His ``Incident in the Library II'' seems to be a heap of books standing weightily on the ground. Only at second looking does the unquestioning eye see it as a painting. It takes further investigation to realize that it is sculpture. In reality it is a two-part steel sculpture or relief, painted and hung like a picture on the wall.

The ``old masters'' tipped out of the suitcase are like an Indian rope trick. The piece's structure as a floor sculpture is the exact opposite of its appearance. The apparently falling ``Manet,'' ``Van Gogh,'' ``Mondrian,'' ``Hals,'' and so forth (each painted with a deliberately appalling abandon, but as instantly recognizable as a favorite box of cookies) actually support the suitcase out of which they seem to tumble.

If Opie, then, seems, in his carefree insistence on the primacy of ``now,'' to liberate his art from the past, there remains something in his persistent reference to that accumulative past which suggests the other side of the coin.
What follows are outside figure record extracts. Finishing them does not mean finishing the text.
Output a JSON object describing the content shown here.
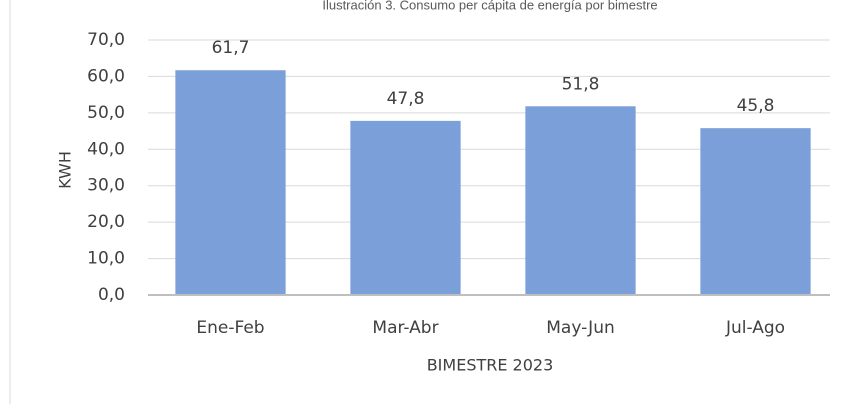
{
  "chart_data": {
    "type": "bar",
    "title": "Ilustración 3. Consumo per cápita de energía por bimestre",
    "categories": [
      "Ene-Feb",
      "Mar-Abr",
      "May-Jun",
      "Jul-Ago"
    ],
    "values": [
      61.7,
      47.8,
      51.8,
      45.8
    ],
    "value_labels": [
      "61,7",
      "47,8",
      "51,8",
      "45,8"
    ],
    "color": "#7b9fd8",
    "xlabel": "BIMESTRE 2023",
    "ylabel": "KWH",
    "ylim": [
      0,
      70
    ],
    "yticks": [
      {
        "value": 0,
        "label": "0,0"
      },
      {
        "value": 10,
        "label": "10,0"
      },
      {
        "value": 20,
        "label": "20,0"
      },
      {
        "value": 30,
        "label": "30,0"
      },
      {
        "value": 40,
        "label": "40,0"
      },
      {
        "value": 50,
        "label": "50,0"
      },
      {
        "value": 60,
        "label": "60,0"
      },
      {
        "value": 70,
        "label": "70,0"
      }
    ],
    "grid": true
  }
}
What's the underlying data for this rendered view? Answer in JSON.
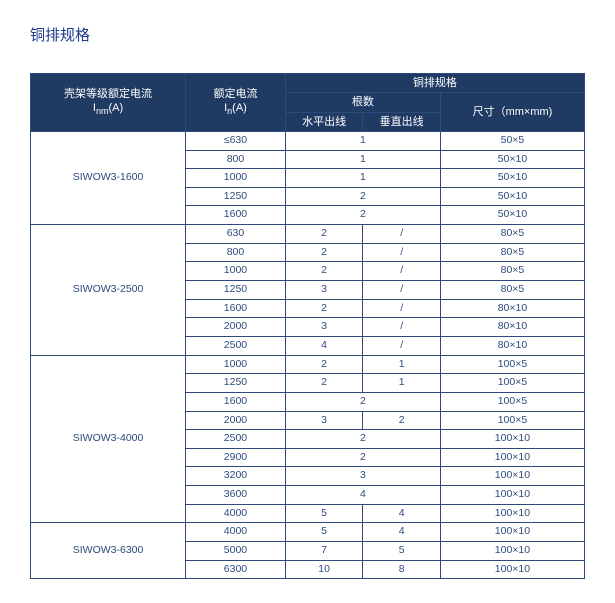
{
  "title": "铜排规格",
  "headers": {
    "frame": "壳架等级额定电流",
    "frame_unit_prefix": "I",
    "frame_unit_sub": "nm",
    "frame_unit_suffix": "(A)",
    "rated": "额定电流",
    "rated_unit_prefix": "I",
    "rated_unit_sub": "n",
    "rated_unit_suffix": "(A)",
    "spec": "铜排规格",
    "count": "根数",
    "h_out": "水平出线",
    "v_out": "垂直出线",
    "size": "尺寸（mm×mm)"
  },
  "groups": [
    {
      "frame": "SIWOW3-1600",
      "rows": [
        {
          "rated": "≤630",
          "h": "1",
          "v": null,
          "merge_hv": true,
          "size": "50×5"
        },
        {
          "rated": "800",
          "h": "1",
          "v": null,
          "merge_hv": true,
          "size": "50×10"
        },
        {
          "rated": "1000",
          "h": "1",
          "v": null,
          "merge_hv": true,
          "size": "50×10"
        },
        {
          "rated": "1250",
          "h": "2",
          "v": null,
          "merge_hv": true,
          "size": "50×10"
        },
        {
          "rated": "1600",
          "h": "2",
          "v": null,
          "merge_hv": true,
          "size": "50×10"
        }
      ]
    },
    {
      "frame": "SIWOW3-2500",
      "rows": [
        {
          "rated": "630",
          "h": "2",
          "v": "/",
          "size": "80×5"
        },
        {
          "rated": "800",
          "h": "2",
          "v": "/",
          "size": "80×5"
        },
        {
          "rated": "1000",
          "h": "2",
          "v": "/",
          "size": "80×5"
        },
        {
          "rated": "1250",
          "h": "3",
          "v": "/",
          "size": "80×5"
        },
        {
          "rated": "1600",
          "h": "2",
          "v": "/",
          "size": "80×10"
        },
        {
          "rated": "2000",
          "h": "3",
          "v": "/",
          "size": "80×10"
        },
        {
          "rated": "2500",
          "h": "4",
          "v": "/",
          "size": "80×10"
        }
      ]
    },
    {
      "frame": "SIWOW3-4000",
      "rows": [
        {
          "rated": "1000",
          "h": "2",
          "v": "1",
          "size": "100×5"
        },
        {
          "rated": "1250",
          "h": "2",
          "v": "1",
          "size": "100×5"
        },
        {
          "rated": "1600",
          "h": "2",
          "v": null,
          "merge_hv": true,
          "size": "100×5"
        },
        {
          "rated": "2000",
          "h": "3",
          "v": "2",
          "size": "100×5"
        },
        {
          "rated": "2500",
          "h": "2",
          "v": null,
          "merge_hv": true,
          "size": "100×10"
        },
        {
          "rated": "2900",
          "h": "2",
          "v": null,
          "merge_hv": true,
          "size": "100×10"
        },
        {
          "rated": "3200",
          "h": "3",
          "v": null,
          "merge_hv": true,
          "size": "100×10"
        },
        {
          "rated": "3600",
          "h": "4",
          "v": null,
          "merge_hv": true,
          "size": "100×10"
        },
        {
          "rated": "4000",
          "h": "5",
          "v": "4",
          "size": "100×10"
        }
      ]
    },
    {
      "frame": "SIWOW3-6300",
      "rows": [
        {
          "rated": "4000",
          "h": "5",
          "v": "4",
          "size": "100×10"
        },
        {
          "rated": "5000",
          "h": "7",
          "v": "5",
          "size": "100×10"
        },
        {
          "rated": "6300",
          "h": "10",
          "v": "8",
          "size": "100×10"
        }
      ]
    }
  ]
}
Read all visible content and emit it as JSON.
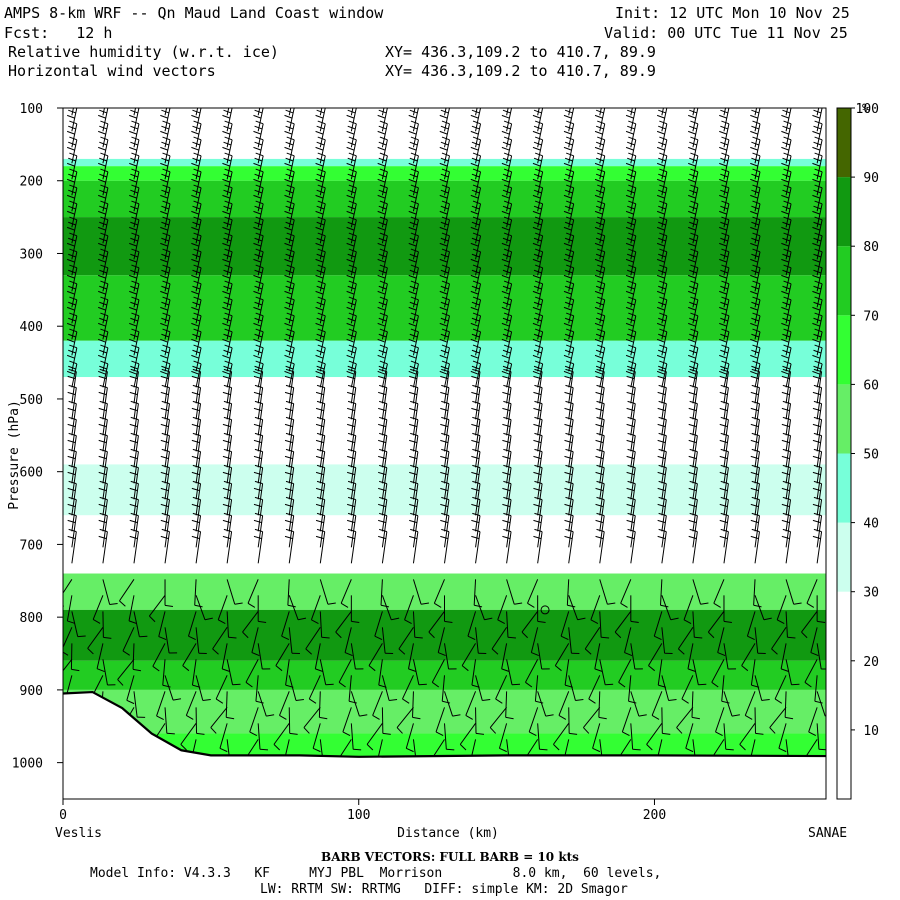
{
  "header": {
    "title_left": "AMPS 8-km WRF -- Qn Maud Land Coast window",
    "fcst": "Fcst:   12 h",
    "field1": "Relative humidity (w.r.t. ice)",
    "field2": "Horizontal wind vectors",
    "init": "Init: 12 UTC Mon 10 Nov 25",
    "valid": "Valid: 00 UTC Tue 11 Nov 25",
    "xy1": "XY= 436.3,109.2 to 410.7, 89.9",
    "xy2": "XY= 436.3,109.2 to 410.7, 89.9"
  },
  "footer": {
    "left_place": "Veslis",
    "right_place": "SANAE",
    "barb_note": "BARB VECTORS:  FULL BARB = 10 kts",
    "model_line1": "Model Info: V4.3.3   KF     MYJ PBL  Morrison         8.0 km,  60 levels,",
    "model_line2": "LW: RRTM SW: RRTMG   DIFF: simple KM: 2D Smagor"
  },
  "chart_data": {
    "type": "heatmap",
    "title": "Relative humidity (w.r.t. ice)",
    "xlabel": "Distance (km)",
    "ylabel": "Pressure (hPa)",
    "xlim": [
      0,
      258
    ],
    "ylim": [
      1050,
      100
    ],
    "x_ticks": [
      0,
      100,
      200
    ],
    "y_ticks": [
      100,
      200,
      300,
      400,
      500,
      600,
      700,
      800,
      900,
      1000
    ],
    "colorbar": {
      "unit": "%",
      "levels": [
        10,
        20,
        30,
        40,
        50,
        60,
        70,
        80,
        90,
        100
      ],
      "colors": [
        "#ffffff",
        "#ffffff",
        "#ffffff",
        "#ccffee",
        "#77ffd9",
        "#66ee66",
        "#33ff33",
        "#22cc22",
        "#119911",
        "#446600"
      ]
    },
    "bands": [
      {
        "p_top": 100,
        "p_bot": 170,
        "rh": 15
      },
      {
        "p_top": 170,
        "p_bot": 180,
        "rh": 45
      },
      {
        "p_top": 180,
        "p_bot": 200,
        "rh": 65
      },
      {
        "p_top": 200,
        "p_bot": 250,
        "rh": 75
      },
      {
        "p_top": 250,
        "p_bot": 330,
        "rh": 80
      },
      {
        "p_top": 330,
        "p_bot": 420,
        "rh": 70
      },
      {
        "p_top": 420,
        "p_bot": 470,
        "rh": 45
      },
      {
        "p_top": 470,
        "p_bot": 590,
        "rh": 20
      },
      {
        "p_top": 590,
        "p_bot": 660,
        "rh": 35
      },
      {
        "p_top": 660,
        "p_bot": 740,
        "rh": 20
      },
      {
        "p_top": 740,
        "p_bot": 790,
        "rh": 55
      },
      {
        "p_top": 790,
        "p_bot": 860,
        "rh": 85
      },
      {
        "p_top": 860,
        "p_bot": 900,
        "rh": 70
      },
      {
        "p_top": 900,
        "p_bot": 960,
        "rh": 50
      },
      {
        "p_top": 960,
        "p_bot": 1000,
        "rh": 65
      }
    ],
    "terrain": [
      {
        "x": 0,
        "p": 905
      },
      {
        "x": 10,
        "p": 903
      },
      {
        "x": 20,
        "p": 925
      },
      {
        "x": 30,
        "p": 960
      },
      {
        "x": 40,
        "p": 983
      },
      {
        "x": 50,
        "p": 990
      },
      {
        "x": 80,
        "p": 990
      },
      {
        "x": 100,
        "p": 992
      },
      {
        "x": 150,
        "p": 990
      },
      {
        "x": 200,
        "p": 990
      },
      {
        "x": 258,
        "p": 991
      }
    ],
    "marker": {
      "x": 163,
      "p": 790
    }
  }
}
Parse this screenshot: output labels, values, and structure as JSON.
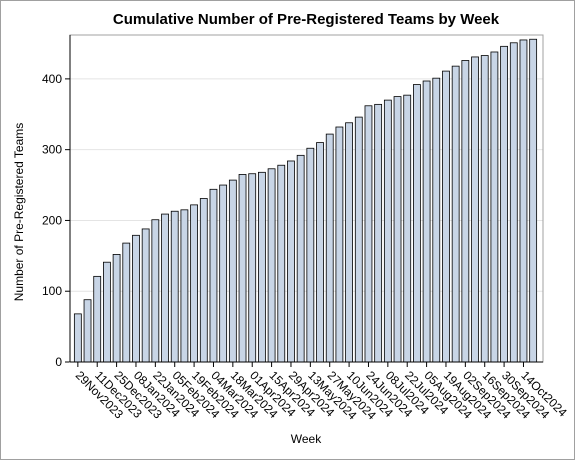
{
  "chart_data": {
    "type": "bar",
    "title": "Cumulative Number of Pre-Registered Teams by Week",
    "xlabel": "Week",
    "ylabel": "Number of Pre-Registered Teams",
    "categories": [
      "29Nov2023",
      null,
      "11Dec2023",
      null,
      "25Dec2023",
      null,
      "08Jan2024",
      null,
      "22Jan2024",
      null,
      "05Feb2024",
      null,
      "19Feb2024",
      null,
      "04Mar2024",
      null,
      "18Mar2024",
      null,
      "01Apr2024",
      null,
      "15Apr2024",
      null,
      "29Apr2024",
      null,
      "13May2024",
      null,
      "27May2024",
      null,
      "10Jun2024",
      null,
      "24Jun2024",
      null,
      "08Jul2024",
      null,
      "22Jul2024",
      null,
      "05Aug2024",
      null,
      "19Aug2024",
      null,
      "02Sep2024",
      null,
      "16Sep2024",
      null,
      "30Sep2024",
      null,
      "14Oct2024",
      null
    ],
    "values": [
      68,
      88,
      121,
      141,
      152,
      168,
      179,
      188,
      201,
      209,
      213,
      215,
      222,
      231,
      244,
      250,
      257,
      265,
      266,
      268,
      273,
      278,
      284,
      292,
      302,
      310,
      322,
      332,
      338,
      346,
      362,
      364,
      370,
      375,
      377,
      392,
      397,
      401,
      411,
      418,
      426,
      431,
      433,
      438,
      446,
      451,
      455,
      456
    ],
    "color": "#c8d5e6",
    "ylim": [
      0,
      462
    ],
    "yticks": [
      0,
      100,
      200,
      300,
      400
    ],
    "grid": true
  }
}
To rebel against the past, the modernist has to acknowledge it.

His disruption of it may at least be tinged with admiration for it. He may even paradoxically find that his own originality can be debased by his apparently vital need to undervalue the art of the past. It is a predicament, a Catch-22 situation -- and Opie is as ironically caught by it in his bid for freshness as were any of his many avant-garde predecessors. He knows it. And he makes his strikingly energetic, consciously lightweight art out of an ironic attempt to escape from it.